Nella sala consiliare di Rivarolo Canavese, l'altra mattina, la «Nuova Zincorotostatica», presente sul territorio rivarolese dal 1960, ha annunciato investimenti in Canavese che porteranno a 50 nuovi posti di lavoro. E' stata infatti avviata una nuova avventura scommettendo sulla capacità di crescita dell'azienda, promuovendo il progetto «verniciatura», realizzato utilizzando lo spazio interno del capannone, attualmente destinato a magazzino, adiacente a quello della Nuova Zincorotostatica. Il gruppo allo stato attuale conta 39 dipendenti nello stabilimento di Rivarolo e 72 dipendenti nello stabilimento polacco. La realizzazione del progetto verniciatura, considerando l’attività nel suo pieno regime, porterà alla creazione di 50 nuovi posti di lavoro e contribuirà a dare nuovo impulso all’economia locale.
In un periodo in cui i lavoratori canavesani sono messi in ginocchio da un insopportabile stallo della produzione, l’assunzione di lavoratori costituisce una voce fuori dal coro. La contitolare, Paola Rua, ha ripercorso la storia della sua azienda e quella della sua famiglia, a partire dal nonno Paolo Rua e dalla nonna Morutto Olga che svolgevano attività di zincatura e cromatura a livello artigianale.
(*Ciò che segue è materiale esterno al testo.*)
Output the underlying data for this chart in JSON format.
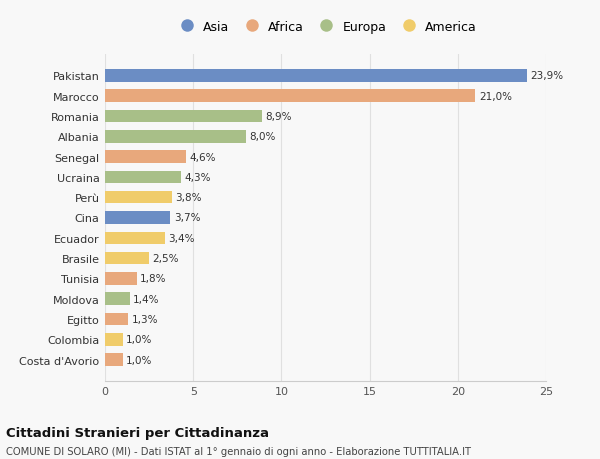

Nel 1986, essendo aumentato il lavoro, il capostipite Bartolomeo Rua ha compiuto il grande passo con la costruzione del nuovo capannone industriale in strada del Guarasco a Rivarolo, il trasferimento degli impianti preesistenti, l’avviamento di nuovi impianti produttivi e delle nuove lavorazioni di zincatura elettrolitica: così la Zincorotostatica è diventata Nuova Zincorotostatica. Le tre sorelle, Emanuela, Mariangela e Paola, sono entrate a far parte dell'organico aziendale dopo gli studi, ricoprendo ruoli di responsabilità nelle diverse aree aziendali. L'azienda, nel corso della crisi, pur avendo subito cali di produzione importanti, ha profuso enormi sforzi rivolti alla salvaguardia dei posti di lavoro e con orgoglio può affermare di averli mantenuti senza l’ausilio di ammortizzatori sociali.